Support has also come from the Local Authority Pension Fund Forum and the leading corporate governance advisory service, Pension Investment Research Consultants.

John Monks, general secretary of the TUC, said: "We are asking fund managers and trustees to speak out on the risks of investing in companies like Rio Tinto, which do not have good standards of corporate governance or credible workplace codes of practice."

A TUC dossier says Rio Tinto has a "substantial record of employment and environmental abuses". Examples highlighted include an accident at the Lassing talc mine in Austria in 1998 in which 10 mineworkers were killed, and UK legal action over claims that workers at the Rossing uranium plant in Namibia contracted cancer.
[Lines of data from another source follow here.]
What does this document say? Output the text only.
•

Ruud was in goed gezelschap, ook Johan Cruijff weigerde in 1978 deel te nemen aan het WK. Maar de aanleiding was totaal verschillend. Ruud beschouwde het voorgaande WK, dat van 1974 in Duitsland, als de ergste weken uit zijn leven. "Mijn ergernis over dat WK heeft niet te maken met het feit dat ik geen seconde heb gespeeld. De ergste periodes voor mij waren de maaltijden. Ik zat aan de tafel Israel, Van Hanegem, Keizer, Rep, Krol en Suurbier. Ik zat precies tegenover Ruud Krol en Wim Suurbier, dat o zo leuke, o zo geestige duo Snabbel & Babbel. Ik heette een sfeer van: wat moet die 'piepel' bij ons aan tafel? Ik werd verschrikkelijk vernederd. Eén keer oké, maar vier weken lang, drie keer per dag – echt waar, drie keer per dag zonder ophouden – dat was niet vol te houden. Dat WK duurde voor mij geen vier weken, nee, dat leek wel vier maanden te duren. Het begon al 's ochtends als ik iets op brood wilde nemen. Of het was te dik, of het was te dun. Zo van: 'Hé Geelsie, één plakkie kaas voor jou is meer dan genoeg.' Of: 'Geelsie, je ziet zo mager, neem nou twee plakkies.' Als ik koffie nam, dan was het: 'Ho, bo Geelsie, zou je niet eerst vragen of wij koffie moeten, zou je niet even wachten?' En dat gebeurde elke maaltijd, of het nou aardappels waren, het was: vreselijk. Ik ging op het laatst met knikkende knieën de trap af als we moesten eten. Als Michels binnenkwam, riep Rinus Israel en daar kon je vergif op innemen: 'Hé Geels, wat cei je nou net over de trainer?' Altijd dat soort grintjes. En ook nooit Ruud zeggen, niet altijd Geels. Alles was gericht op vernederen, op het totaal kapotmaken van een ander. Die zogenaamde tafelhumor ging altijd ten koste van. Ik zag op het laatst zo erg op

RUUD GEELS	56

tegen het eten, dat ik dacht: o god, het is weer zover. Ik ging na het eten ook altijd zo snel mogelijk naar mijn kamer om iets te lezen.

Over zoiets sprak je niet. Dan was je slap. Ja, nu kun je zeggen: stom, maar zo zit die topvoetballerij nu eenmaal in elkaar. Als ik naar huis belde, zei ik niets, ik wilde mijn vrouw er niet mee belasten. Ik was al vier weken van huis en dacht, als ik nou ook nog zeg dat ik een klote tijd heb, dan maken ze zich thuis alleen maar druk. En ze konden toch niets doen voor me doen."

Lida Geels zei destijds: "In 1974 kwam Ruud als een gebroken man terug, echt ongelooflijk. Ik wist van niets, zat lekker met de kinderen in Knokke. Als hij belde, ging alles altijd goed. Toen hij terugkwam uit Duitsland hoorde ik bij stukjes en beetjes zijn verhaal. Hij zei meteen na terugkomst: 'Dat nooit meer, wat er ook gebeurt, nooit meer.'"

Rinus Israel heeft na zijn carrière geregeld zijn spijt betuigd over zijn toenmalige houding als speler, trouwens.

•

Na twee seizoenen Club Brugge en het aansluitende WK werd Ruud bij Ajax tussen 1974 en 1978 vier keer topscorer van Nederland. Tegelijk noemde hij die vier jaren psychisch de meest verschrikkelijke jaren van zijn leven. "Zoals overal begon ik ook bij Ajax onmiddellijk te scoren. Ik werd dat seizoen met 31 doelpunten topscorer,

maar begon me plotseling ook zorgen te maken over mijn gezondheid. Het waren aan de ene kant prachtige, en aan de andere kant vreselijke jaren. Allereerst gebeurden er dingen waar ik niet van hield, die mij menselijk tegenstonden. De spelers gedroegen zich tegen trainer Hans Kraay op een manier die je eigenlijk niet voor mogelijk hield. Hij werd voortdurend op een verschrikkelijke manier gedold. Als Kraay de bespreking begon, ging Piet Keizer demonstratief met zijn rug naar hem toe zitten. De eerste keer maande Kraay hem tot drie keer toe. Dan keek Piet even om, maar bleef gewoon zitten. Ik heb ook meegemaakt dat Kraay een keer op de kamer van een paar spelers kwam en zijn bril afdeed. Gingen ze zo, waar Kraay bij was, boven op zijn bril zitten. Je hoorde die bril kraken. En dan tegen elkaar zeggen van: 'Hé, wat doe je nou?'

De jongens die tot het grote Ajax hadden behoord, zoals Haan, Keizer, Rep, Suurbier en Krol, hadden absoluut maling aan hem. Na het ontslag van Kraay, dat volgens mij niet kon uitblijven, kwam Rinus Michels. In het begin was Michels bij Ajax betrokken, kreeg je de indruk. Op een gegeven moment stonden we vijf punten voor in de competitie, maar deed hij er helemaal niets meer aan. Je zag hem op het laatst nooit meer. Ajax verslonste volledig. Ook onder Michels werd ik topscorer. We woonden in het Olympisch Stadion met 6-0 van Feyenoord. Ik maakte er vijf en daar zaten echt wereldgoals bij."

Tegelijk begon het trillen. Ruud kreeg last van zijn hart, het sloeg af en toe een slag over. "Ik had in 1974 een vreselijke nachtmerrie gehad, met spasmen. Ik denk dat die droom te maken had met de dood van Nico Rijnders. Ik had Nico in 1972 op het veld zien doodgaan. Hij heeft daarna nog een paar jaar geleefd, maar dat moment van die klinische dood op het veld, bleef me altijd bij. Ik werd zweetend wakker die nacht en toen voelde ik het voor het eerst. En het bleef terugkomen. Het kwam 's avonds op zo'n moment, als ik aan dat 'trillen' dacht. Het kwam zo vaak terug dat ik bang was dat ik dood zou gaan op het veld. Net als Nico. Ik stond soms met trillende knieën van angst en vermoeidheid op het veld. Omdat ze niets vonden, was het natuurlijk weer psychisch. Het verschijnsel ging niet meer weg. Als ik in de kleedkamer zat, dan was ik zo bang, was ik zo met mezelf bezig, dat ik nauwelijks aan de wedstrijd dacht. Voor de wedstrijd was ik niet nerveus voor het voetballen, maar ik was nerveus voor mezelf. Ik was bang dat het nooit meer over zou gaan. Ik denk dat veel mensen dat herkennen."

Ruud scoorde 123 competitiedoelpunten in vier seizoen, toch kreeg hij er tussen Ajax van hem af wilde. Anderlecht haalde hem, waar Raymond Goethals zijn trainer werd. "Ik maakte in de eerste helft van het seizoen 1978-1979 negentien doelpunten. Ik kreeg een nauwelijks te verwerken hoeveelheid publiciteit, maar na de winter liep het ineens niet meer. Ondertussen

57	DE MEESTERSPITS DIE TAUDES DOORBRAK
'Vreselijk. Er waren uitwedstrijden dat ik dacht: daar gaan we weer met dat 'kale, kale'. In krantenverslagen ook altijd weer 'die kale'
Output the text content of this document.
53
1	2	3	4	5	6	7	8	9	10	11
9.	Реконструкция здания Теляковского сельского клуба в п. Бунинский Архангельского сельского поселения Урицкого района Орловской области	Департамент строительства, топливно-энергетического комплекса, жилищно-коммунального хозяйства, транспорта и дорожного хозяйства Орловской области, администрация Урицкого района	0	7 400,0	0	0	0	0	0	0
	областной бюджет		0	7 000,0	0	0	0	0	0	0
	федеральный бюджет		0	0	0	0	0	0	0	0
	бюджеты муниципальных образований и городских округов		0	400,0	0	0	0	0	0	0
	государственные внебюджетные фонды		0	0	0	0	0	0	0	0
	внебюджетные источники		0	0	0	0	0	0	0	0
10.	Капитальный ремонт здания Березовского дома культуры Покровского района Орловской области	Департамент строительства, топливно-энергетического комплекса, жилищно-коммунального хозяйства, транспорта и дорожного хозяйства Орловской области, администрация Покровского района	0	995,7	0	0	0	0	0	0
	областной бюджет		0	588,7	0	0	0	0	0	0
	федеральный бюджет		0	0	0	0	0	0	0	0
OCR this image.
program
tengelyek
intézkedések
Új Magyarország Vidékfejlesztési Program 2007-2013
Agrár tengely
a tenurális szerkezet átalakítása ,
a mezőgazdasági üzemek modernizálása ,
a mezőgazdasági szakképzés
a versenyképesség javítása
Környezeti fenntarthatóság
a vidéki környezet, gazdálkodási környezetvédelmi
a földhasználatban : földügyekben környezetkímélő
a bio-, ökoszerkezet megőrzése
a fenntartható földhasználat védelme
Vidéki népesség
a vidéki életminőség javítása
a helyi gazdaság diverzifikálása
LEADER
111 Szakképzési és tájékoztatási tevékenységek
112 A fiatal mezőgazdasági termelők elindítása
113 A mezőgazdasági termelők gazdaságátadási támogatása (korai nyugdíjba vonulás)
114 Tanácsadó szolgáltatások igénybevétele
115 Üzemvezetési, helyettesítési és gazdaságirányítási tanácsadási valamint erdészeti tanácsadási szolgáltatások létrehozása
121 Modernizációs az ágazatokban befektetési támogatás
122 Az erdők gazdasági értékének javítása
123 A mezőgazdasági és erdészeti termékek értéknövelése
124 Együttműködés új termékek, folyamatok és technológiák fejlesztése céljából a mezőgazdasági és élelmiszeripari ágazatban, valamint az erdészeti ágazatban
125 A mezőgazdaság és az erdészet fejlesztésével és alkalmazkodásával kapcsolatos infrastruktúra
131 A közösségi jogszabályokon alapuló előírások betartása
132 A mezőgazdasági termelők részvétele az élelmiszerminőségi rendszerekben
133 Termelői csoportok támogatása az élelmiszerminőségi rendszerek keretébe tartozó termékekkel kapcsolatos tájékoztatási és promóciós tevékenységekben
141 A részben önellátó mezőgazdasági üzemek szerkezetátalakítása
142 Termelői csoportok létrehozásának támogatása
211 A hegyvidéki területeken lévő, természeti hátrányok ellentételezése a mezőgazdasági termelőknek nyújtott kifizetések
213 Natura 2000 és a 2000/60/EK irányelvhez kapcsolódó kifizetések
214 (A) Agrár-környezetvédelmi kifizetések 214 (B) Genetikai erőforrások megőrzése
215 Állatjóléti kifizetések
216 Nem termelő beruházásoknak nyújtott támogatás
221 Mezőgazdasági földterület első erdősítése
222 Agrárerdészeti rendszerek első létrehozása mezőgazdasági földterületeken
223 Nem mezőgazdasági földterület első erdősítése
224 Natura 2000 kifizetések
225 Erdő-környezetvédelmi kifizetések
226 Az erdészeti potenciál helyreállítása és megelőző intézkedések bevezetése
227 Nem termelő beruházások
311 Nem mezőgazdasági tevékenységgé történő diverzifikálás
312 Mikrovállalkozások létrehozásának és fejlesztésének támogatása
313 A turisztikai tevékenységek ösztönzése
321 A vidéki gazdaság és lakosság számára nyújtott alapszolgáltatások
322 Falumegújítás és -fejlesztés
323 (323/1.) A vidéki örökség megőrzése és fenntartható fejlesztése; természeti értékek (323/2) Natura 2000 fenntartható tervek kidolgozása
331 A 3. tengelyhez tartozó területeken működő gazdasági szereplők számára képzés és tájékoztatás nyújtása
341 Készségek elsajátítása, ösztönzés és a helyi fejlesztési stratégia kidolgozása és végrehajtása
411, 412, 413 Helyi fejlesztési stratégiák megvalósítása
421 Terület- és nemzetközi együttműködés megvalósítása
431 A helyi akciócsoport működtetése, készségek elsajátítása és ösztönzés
The Transport and General Workers' Union is also suing Rio Tinto on behalf of former workers at the Capper Pass tin smelter in Hull who contracted cancer.

At present Rio Tinto has two non-executive deputy chairmen - Dick Giordano, the chairman of BG, and Leon Davis, who retired in March as chief executive.

Rio Tinto is urging shareholders to vote against both resolutions. A spokesman said: "The structure of our board complies fully with UK codes of corporate governance and our code of business practice, The Way We Work, goes a lot further than those of other companies in areas such as non-discrimination, the right to be collectively represented."

He added that although ILO conventions technically applied to governments and not companies, nothing that Rio Tinto did was in breach of the conventions.